30. A device for modifying properties of a solid material, the device comprising: a source of radiation configured for generating at least one of the following: a photon flux, a charged particle beam and heat; and a control unit for operating said source to control at least one parameter of the radiation capable of affecting wettability of the material, the device being therefore configured and operable as a wettability modulator device for modulating the wettability of at least the selected region to which the radiation is applied, in a manner enabling a reversible change of the wettability.

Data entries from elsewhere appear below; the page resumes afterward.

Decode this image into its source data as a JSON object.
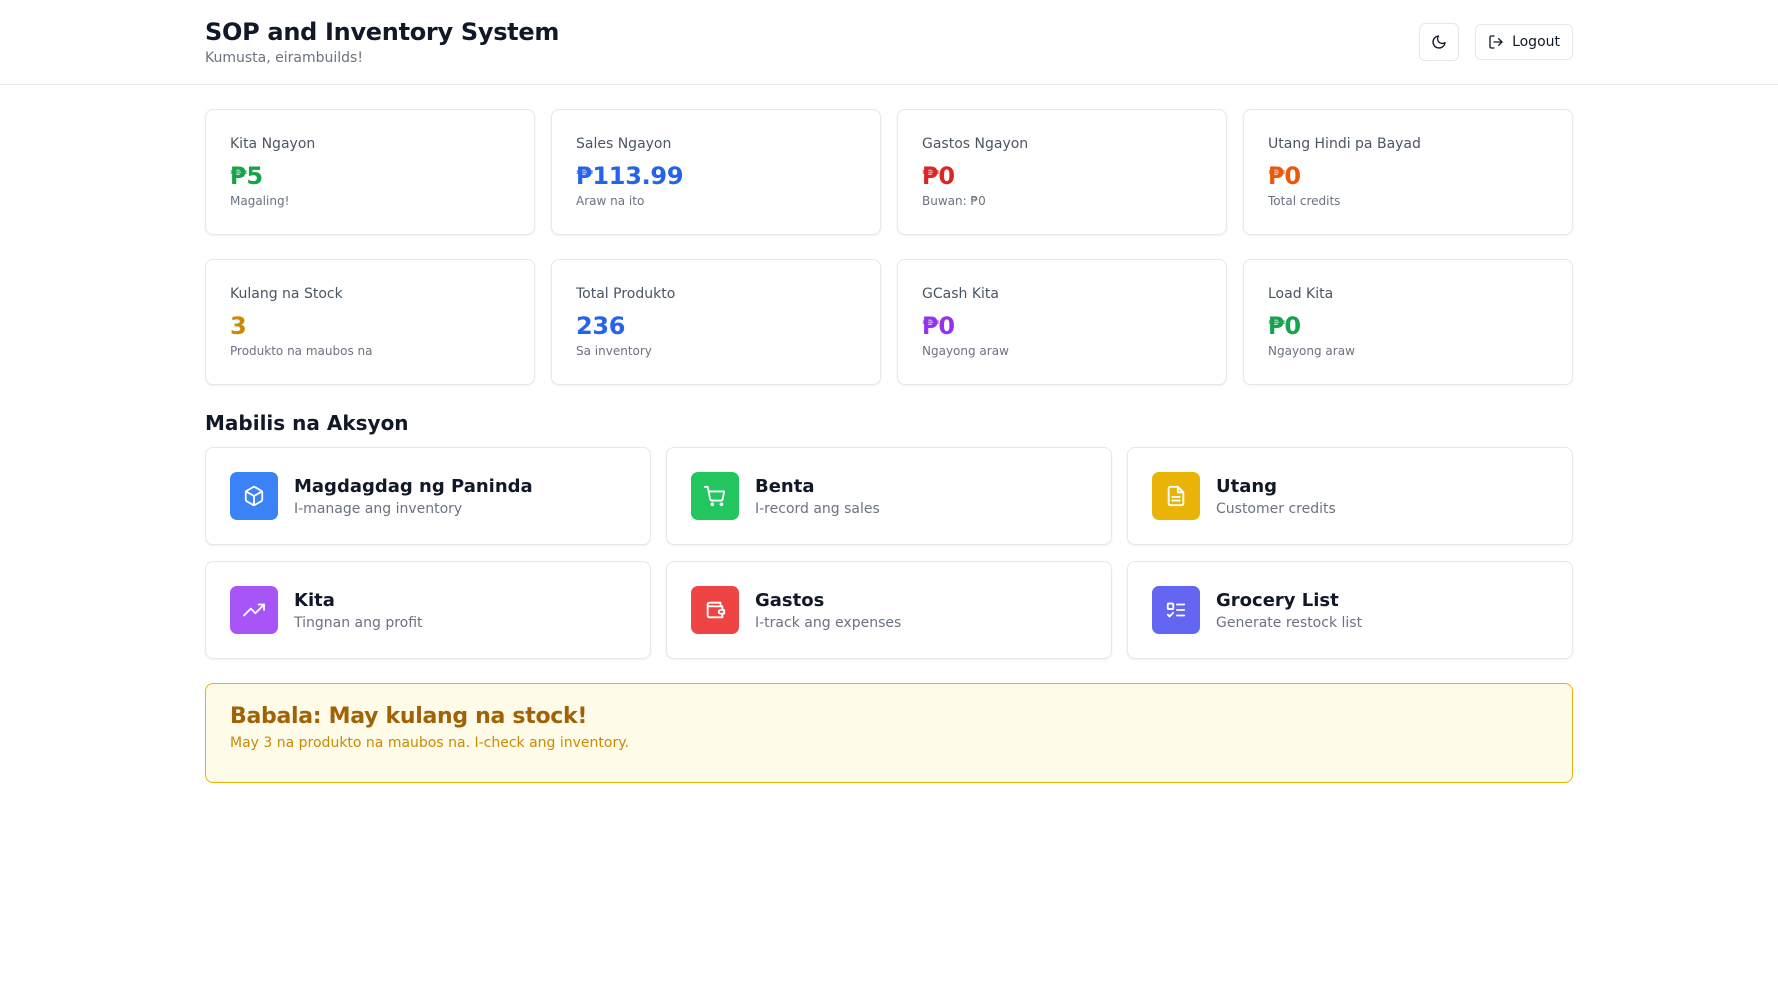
{
  "header": {
    "title": "SOP and Inventory System",
    "greeting": "Kumusta, eirambuilds!",
    "theme_icon": "moon-icon",
    "logout_icon": "logout-icon",
    "logout_label": "Logout"
  },
  "stats": [
    {
      "label": "Kita Ngayon",
      "value": "₱5",
      "note": "Magaling!",
      "color": "#16a34a"
    },
    {
      "label": "Sales Ngayon",
      "value": "₱113.99",
      "note": "Araw na ito",
      "color": "#2563eb"
    },
    {
      "label": "Gastos Ngayon",
      "value": "₱0",
      "note": "Buwan: ₱0",
      "color": "#dc2626"
    },
    {
      "label": "Utang Hindi pa Bayad",
      "value": "₱0",
      "note": "Total credits",
      "color": "#ea580c"
    },
    {
      "label": "Kulang na Stock",
      "value": "3",
      "note": "Produkto na maubos na",
      "color": "#ca8a04"
    },
    {
      "label": "Total Produkto",
      "value": "236",
      "note": "Sa inventory",
      "color": "#2563eb"
    },
    {
      "label": "GCash Kita",
      "value": "₱0",
      "note": "Ngayong araw",
      "color": "#9333ea"
    },
    {
      "label": "Load Kita",
      "value": "₱0",
      "note": "Ngayong araw",
      "color": "#16a34a"
    }
  ],
  "quick_actions": {
    "title": "Mabilis na Aksyon",
    "items": [
      {
        "title": "Magdagdag ng Paninda",
        "desc": "I-manage ang inventory",
        "icon": "box-icon",
        "color": "#3b82f6"
      },
      {
        "title": "Benta",
        "desc": "I-record ang sales",
        "icon": "cart-icon",
        "color": "#22c55e"
      },
      {
        "title": "Utang",
        "desc": "Customer credits",
        "icon": "document-icon",
        "color": "#eab308"
      },
      {
        "title": "Kita",
        "desc": "Tingnan ang profit",
        "icon": "trending-up-icon",
        "color": "#a855f7"
      },
      {
        "title": "Gastos",
        "desc": "I-track ang expenses",
        "icon": "wallet-icon",
        "color": "#ef4444"
      },
      {
        "title": "Grocery List",
        "desc": "Generate restock list",
        "icon": "checklist-icon",
        "color": "#6366f1"
      }
    ]
  },
  "alert": {
    "title": "Babala: May kulang na stock!",
    "text": "May 3 na produkto na maubos na. I-check ang inventory."
  }
}
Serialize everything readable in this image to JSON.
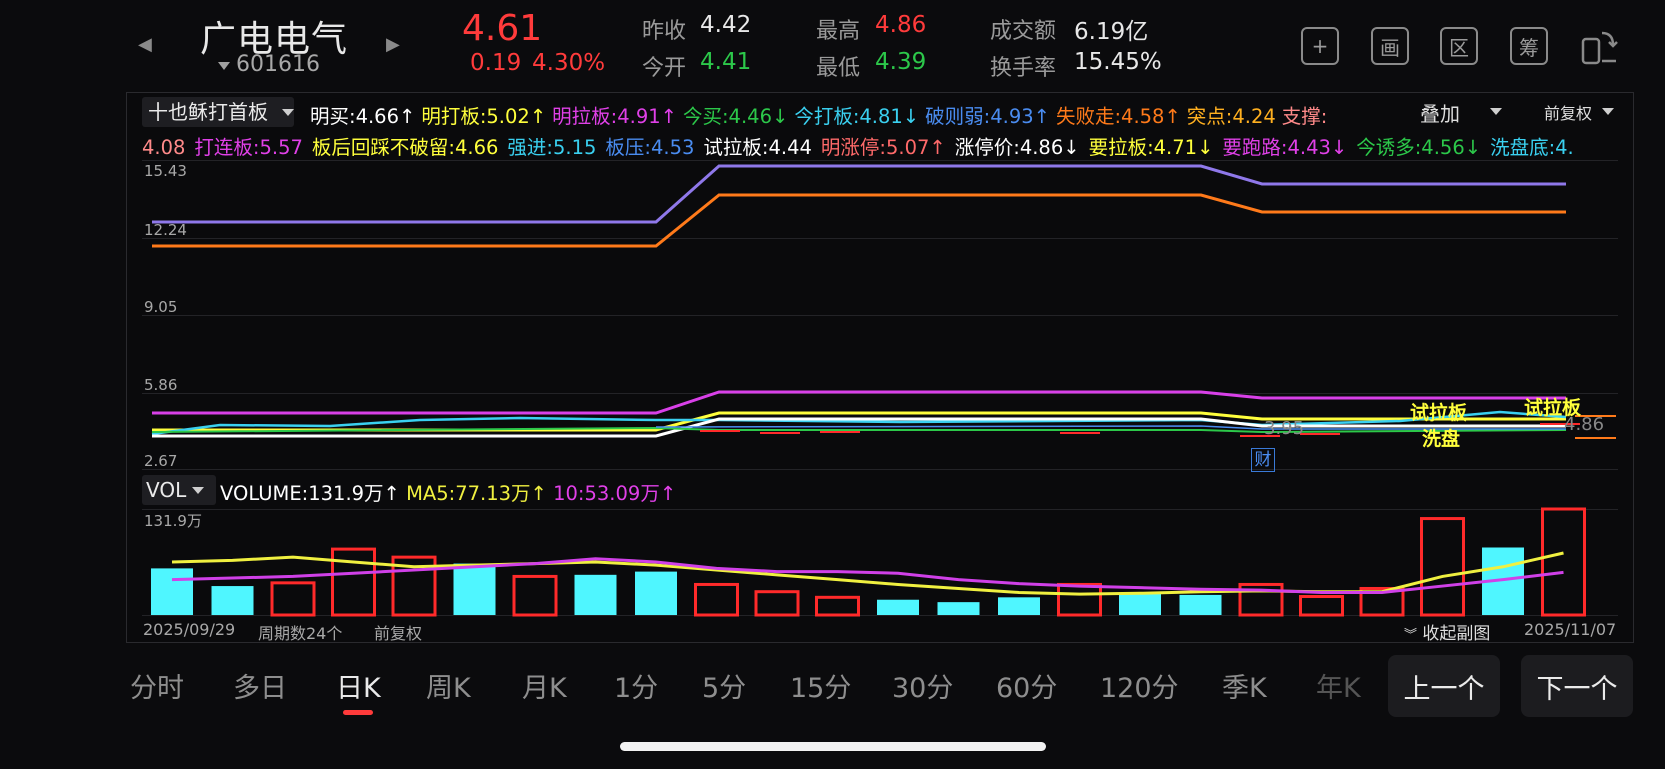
{
  "header": {
    "name": "广电电气",
    "code": "601616",
    "price": "4.61",
    "change": "0.19",
    "change_pct": "4.30%",
    "prev_close_label": "昨收",
    "prev_close": "4.42",
    "open_label": "今开",
    "open": "4.41",
    "high_label": "最高",
    "high": "4.86",
    "low_label": "最低",
    "low": "4.39",
    "amount_label": "成交额",
    "amount": "6.19亿",
    "turnover_label": "换手率",
    "turnover": "15.45%",
    "tools": [
      {
        "label": "+",
        "icon": "plus-icon"
      },
      {
        "label": "画",
        "icon": "draw-icon"
      },
      {
        "label": "区",
        "icon": "range-icon"
      },
      {
        "label": "筹",
        "icon": "chips-icon"
      },
      {
        "label": "",
        "icon": "landscape-rotate-icon"
      }
    ]
  },
  "indicator": {
    "name": "十也稣打首板",
    "overlay": "叠加",
    "adjust": "前复权",
    "row1": [
      {
        "text": "明买:4.66↑",
        "color": "#ffffff"
      },
      {
        "text": "明打板:5.02↑",
        "color": "#ffff3c"
      },
      {
        "text": "明拉板:4.91↑",
        "color": "#e040e8"
      },
      {
        "text": "今买:4.46↓",
        "color": "#2cc84a"
      },
      {
        "text": "今打板:4.81↓",
        "color": "#3ad0f0"
      },
      {
        "text": "破则弱:4.93↑",
        "color": "#4a8cf0"
      },
      {
        "text": "失败走:4.58↑",
        "color": "#ff7a1a"
      },
      {
        "text": "突点:4.24",
        "color": "#ffb020"
      },
      {
        "text": "支撑:",
        "color": "#ff8a8a"
      }
    ],
    "row2": [
      {
        "text": "4.08",
        "color": "#ff8a8a"
      },
      {
        "text": "打连板:5.57",
        "color": "#e040e8"
      },
      {
        "text": "板后回踩不破留:4.66",
        "color": "#ffff3c"
      },
      {
        "text": "强进:5.15",
        "color": "#3ad0f0"
      },
      {
        "text": "板压:4.53",
        "color": "#4a8cf0"
      },
      {
        "text": "试拉板:4.44",
        "color": "#ffffff"
      },
      {
        "text": "明涨停:5.07↑",
        "color": "#ff6a6a"
      },
      {
        "text": "涨停价:4.86↓",
        "color": "#ffffff"
      },
      {
        "text": "要拉板:4.71↓",
        "color": "#ffff3c"
      },
      {
        "text": "要跑路:4.43↓",
        "color": "#e040e8"
      },
      {
        "text": "今诱多:4.56↓",
        "color": "#2cc84a"
      },
      {
        "text": "洗盘底:4.",
        "color": "#3ad0f0"
      }
    ],
    "y_ticks": [
      "15.43",
      "12.24",
      "9.05",
      "5.86",
      "2.67"
    ]
  },
  "main_chart": {
    "annotations": [
      {
        "text": "试拉板",
        "color": "#ffff3c"
      },
      {
        "text": "洗盘",
        "color": "#ffff3c"
      },
      {
        "text": "试拉板",
        "color": "#ffff3c"
      },
      {
        "text": "3.95",
        "color": "#888888"
      },
      {
        "text": "4.86",
        "color": "#888888"
      }
    ],
    "event_marker": "财"
  },
  "volume": {
    "selector": "VOL",
    "volume_text": "VOLUME:131.9万↑",
    "ma5_text": "MA5:77.13万↑",
    "ma10_text": "10:53.09万↑",
    "max_label": "131.9万",
    "start_date": "2025/09/29",
    "period_count": "周期数24个",
    "adjust": "前复权",
    "collapse": "收起副图",
    "end_date": "2025/11/07",
    "colors": {
      "up": "#ff2a2a",
      "down": "#4ff6ff",
      "ma5": "#f0f040",
      "ma10": "#d040e8"
    }
  },
  "chart_data": {
    "type": "bar",
    "title": "",
    "ylabel": "",
    "x_range": [
      "2025/09/29",
      "2025/11/07"
    ],
    "ylim": [
      0,
      131.9
    ],
    "series": [
      {
        "name": "VOLUME",
        "values": [
          58,
          36,
          40,
          82,
          72,
          64,
          48,
          50,
          54,
          38,
          29,
          22,
          19,
          16,
          22,
          38,
          27,
          25,
          38,
          23,
          33,
          120,
          84,
          131.9
        ],
        "direction": [
          "down",
          "down",
          "up",
          "up",
          "up",
          "down",
          "up",
          "down",
          "down",
          "up",
          "up",
          "up",
          "down",
          "down",
          "down",
          "up",
          "down",
          "down",
          "up",
          "up",
          "up",
          "up",
          "down",
          "up"
        ]
      },
      {
        "name": "MA5",
        "values": [
          66,
          68,
          72,
          66,
          60,
          62,
          64,
          66,
          62,
          56,
          50,
          44,
          38,
          33,
          28,
          26,
          27,
          29,
          30,
          29,
          29,
          48,
          60,
          77.13
        ]
      },
      {
        "name": "10",
        "values": [
          44,
          46,
          48,
          52,
          56,
          60,
          64,
          70,
          66,
          58,
          54,
          54,
          52,
          44,
          39,
          36,
          34,
          32,
          31,
          28,
          28,
          36,
          44,
          53.09
        ]
      }
    ]
  },
  "tabs": [
    "分时",
    "多日",
    "日K",
    "周K",
    "月K",
    "1分",
    "5分",
    "15分",
    "30分",
    "60分",
    "120分",
    "季K",
    "年K"
  ],
  "active_tab": "日K",
  "prev_button": "上一个",
  "next_button": "下一个"
}
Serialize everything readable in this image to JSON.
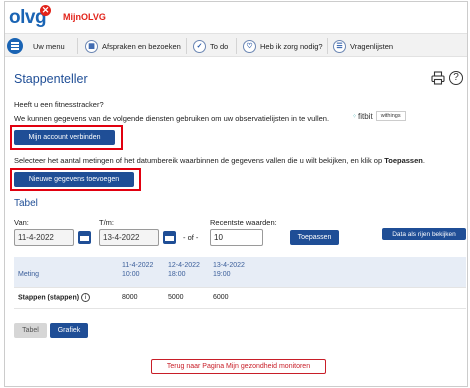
{
  "header": {
    "logo_text": "olvg",
    "app_name": "MijnOLVG"
  },
  "nav": {
    "menu_label": "Uw menu",
    "items": [
      {
        "label": "Afspraken en bezoeken"
      },
      {
        "label": "To do"
      },
      {
        "label": "Heb ik zorg nodig?"
      },
      {
        "label": "Vragenlijsten"
      }
    ]
  },
  "page": {
    "title": "Stappenteller",
    "fitness_question": "Heeft u een fitnesstracker?",
    "services_text": "We kunnen gegevens van de volgende diensten gebruiken om uw observatielijsten in te vullen.",
    "brand_fitbit": "fitbit",
    "brand_withings": "withings",
    "connect_button": "Mijn account verbinden",
    "instructions_prefix": "Selecteer het aantal metingen of het datumbereik waarbinnen de gegevens vallen die u wilt bekijken, en klik op ",
    "instructions_bold": "Toepassen",
    "instructions_suffix": ".",
    "add_data_button": "Nieuwe gegevens toevoegen"
  },
  "tabel": {
    "section_title": "Tabel",
    "from_label": "Van:",
    "from_value": "11-4-2022",
    "to_label": "T/m:",
    "to_value": "13-4-2022",
    "range_sep": "- of -",
    "recent_label": "Recentste waarden:",
    "recent_value": "10",
    "apply_button": "Toepassen",
    "rows_button": "Data als rijen bekijken",
    "columns": [
      {
        "date": "11-4-2022",
        "time": "10:00"
      },
      {
        "date": "12-4-2022",
        "time": "18:00"
      },
      {
        "date": "13-4-2022",
        "time": "19:00"
      }
    ],
    "measure_header": "Meting",
    "row_label": "Stappen (stappen)",
    "row_values": [
      "8000",
      "5000",
      "6000"
    ]
  },
  "view_buttons": {
    "table": "Tabel",
    "chart": "Grafiek"
  },
  "back_button": "Terug naar Pagina Mijn gezondheid monitoren",
  "colors": {
    "brand_blue": "#1f4e96",
    "accent_red": "#e2231a",
    "highlight_red": "#e1000f"
  }
}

31. A device of Claim 30, wherein said radiation source is configured to generate an electron beam.

32. A device of Claim 30, wherein said radiation source is configured to generate an ion beam.

33. A device of Claim 30, wherein said at least one parameter comprises at least one of wavelength, intensity and duration of the photon flux.

34. A device of Claim 30, wherein said at least one parameter comprises at least one of energy, current density, duration of said irradiation, and direction of propagation of the charged particle beam.

35. A device of any one of Claims 30 to 34, for use in modifying the properties of an implant.

36. A biosensor system comprising the device of any one of Claims 30 to 34, and adapted to identify a second material by its ability to attach to said at least one region of the first material to which the radiation has been applied.

37. A system of Claim 36, wherein said first material is a biomaterial.

38. A solid material having at least one surface region or a pattern of spaced-apart surface regions of a wettability property different from surrounding regions of said material.

39. A solid material according to Claim 38, being glass, metal or paper.

40. A biosensor device comprising the solid material of Claim 38, the device being adapted to identify a predetermined material by its ability to couple to said at least one surface region of the predetermined wettability property.

41. A lens made of the solid material of Claim 38 having said at least one surface region of the wettability property different from the surrounding regions of the lens material, the lens being thereby protected from fogging within said at least one surface region.